LIGHT REVOLUTION LIGHT REVOLUTION LIGHT REVOLUTION
LIGHT REVOLUTION LIGHT REVOLUTION LIGHT REVOLUTION
ATTILA CSÁJI: Hymn to the three numbers (1969/1979/2019)
Laser light, superposition mobile, wooden plinth
“Light possesses a paradoxical, dual nature. But is not this dual nature also the bearer of the human essence? When we study light, are we not again studying ourselves?”
A highly organized beam of light that is both monochromatic and coherent due to its ability to interfere, Attila Csáji uses the laser as a graphic tool. His installation showcased here simultaneously displays the intellectual determination of the engineer-technician’s mind and the poetry of a world interpreted through the abstract language of art. In Csáji’s work, the ambivalent duality of the logical and magical aspects of light is synthesized. The artist’s attention is directed towards combining heterogeneous elements, reconciling two opposing poles. The dramaturgy of the work is stretched by the static, sealed form of the geometric bodies, emphasizing stability, and the ever changing laser light released from them, broken down into the colours of the spectrum, in its soft, fluid and mysterious character. Among Csáji’s sources of inspiration is Ernő Kállai’s book The Hidden Face of Nature (1947), which lends credence to his conviction that we should lift the veil on the hidden structures of the world revealed by optical instruments and make the mystery of science both visible and tangible through art. The numbers in the title of the installation are an imaginary reference to the artist’s own memories of the dates of the technical-scientific and cultural significance of the moon landing, and Csáji’s patent for the use of laser light to superposition forms and the application of light kinetics in Platonic bodies, which are considered the basic components of the universe.
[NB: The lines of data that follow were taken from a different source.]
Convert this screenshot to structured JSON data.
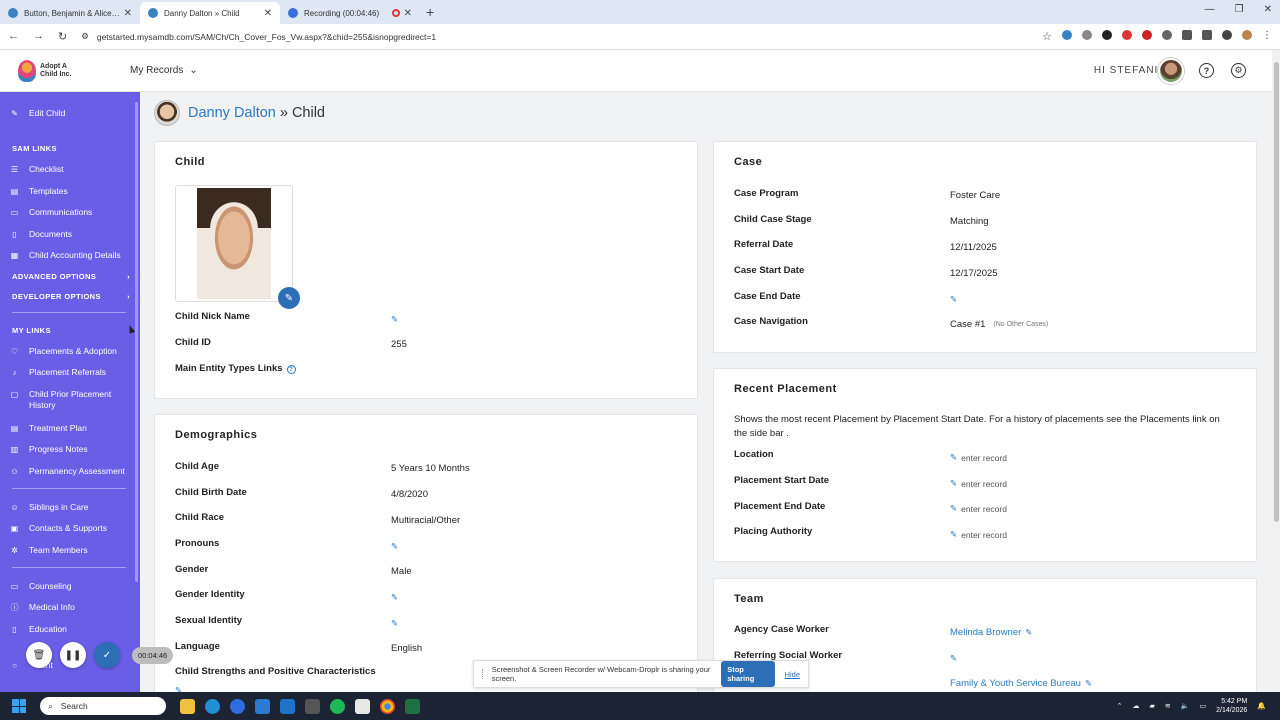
{
  "browser": {
    "tabs": [
      {
        "title": "Button, Benjamin & Alice » Co..."
      },
      {
        "title": "Danny Dalton » Child"
      },
      {
        "title": "Recording (00:04:46)"
      }
    ],
    "url": "getstarted.mysamdb.com/SAM/Ch/Ch_Cover_Fos_Vw.aspx?&chid=255&isnopgredirect=1"
  },
  "header": {
    "logo_line1": "Adopt A",
    "logo_line2": "Child Inc.",
    "my_records": "My Records",
    "greeting": "HI STEFANIE"
  },
  "sidebar": {
    "edit_child": "Edit Child",
    "sam_links_heading": "SAM LINKS",
    "sam_links": [
      "Checklist",
      "Templates",
      "Communications",
      "Documents",
      "Child Accounting Details"
    ],
    "advanced_options": "ADVANCED OPTIONS",
    "developer_options": "DEVELOPER OPTIONS",
    "my_links_heading": "MY LINKS",
    "my_links_group1": [
      "Placements & Adoption",
      "Placement Referrals",
      "Child Prior Placement History",
      "Treatment Plan",
      "Progress Notes",
      "Permanency Assessment"
    ],
    "my_links_group2": [
      "Siblings in Care",
      "Contacts & Supports",
      "Team Members"
    ],
    "my_links_group3": [
      "Counseling",
      "Medical Info",
      "Education",
      "ent"
    ]
  },
  "breadcrumb": {
    "name": "Danny Dalton",
    "separator": "» Child"
  },
  "child_card": {
    "title": "Child",
    "rows": [
      {
        "label": "Child Nick Name",
        "value": ""
      },
      {
        "label": "Child ID",
        "value": "255"
      },
      {
        "label": "Main Entity Types Links",
        "value": ""
      }
    ]
  },
  "demographics_card": {
    "title": "Demographics",
    "rows": [
      {
        "label": "Child Age",
        "value": "5 Years 10 Months"
      },
      {
        "label": "Child Birth Date",
        "value": "4/8/2020"
      },
      {
        "label": "Child Race",
        "value": "Multiracial/Other"
      },
      {
        "label": "Pronouns",
        "value": ""
      },
      {
        "label": "Gender",
        "value": "Male"
      },
      {
        "label": "Gender Identity",
        "value": ""
      },
      {
        "label": "Sexual Identity",
        "value": ""
      },
      {
        "label": "Language",
        "value": "English"
      },
      {
        "label": "Child Strengths and Positive Characteristics",
        "value": ""
      }
    ]
  },
  "case_card": {
    "title": "Case",
    "rows": [
      {
        "label": "Case Program",
        "value": "Foster Care"
      },
      {
        "label": "Child Case Stage",
        "value": "Matching"
      },
      {
        "label": "Referral Date",
        "value": "12/11/2025"
      },
      {
        "label": "Case Start Date",
        "value": "12/17/2025"
      },
      {
        "label": "Case End Date",
        "value": ""
      },
      {
        "label": "Case Navigation",
        "value": "Case #1",
        "note": "(No Other Cases)"
      }
    ]
  },
  "recent_placement_card": {
    "title": "Recent Placement",
    "description": "Shows the most recent Placement by Placement Start Date. For a history of placements see the Placements link on the side bar .",
    "enter_record": "enter record",
    "rows": [
      {
        "label": "Location"
      },
      {
        "label": "Placement Start Date"
      },
      {
        "label": "Placement End Date"
      },
      {
        "label": "Placing Authority"
      }
    ]
  },
  "team_card": {
    "title": "Team",
    "rows": [
      {
        "label": "Agency Case Worker",
        "value": "Melinda Browner"
      },
      {
        "label": "Referring Social Worker",
        "value": ""
      },
      {
        "label": "",
        "value": "Family & Youth Service Bureau"
      }
    ]
  },
  "recorder": {
    "time": "00:04:46"
  },
  "sharebar": {
    "message": "Screenshot & Screen Recorder w/ Webcam-Droplr is sharing your screen.",
    "stop": "Stop sharing",
    "hide": "Hide"
  },
  "taskbar": {
    "search": "Search",
    "time": "5:42 PM",
    "date": "2/14/2026"
  }
}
Attila Csáji (1939, Moldava nad Bodvou) is one of the pioneers of Hungarian avant-garde art, whose gesture painting introduced the dramatic use of light to transform the surface of the image into plasticity as early as the mid-1960s. At the Central Research Institute of Physics in Budapest he was the first to experiment with the aesthetics of lasers, and later holograms. In the late 1970s he developed the application of the superposition transformation of laser light to image-making, which he enhanced as an artist-in-residence at MIT.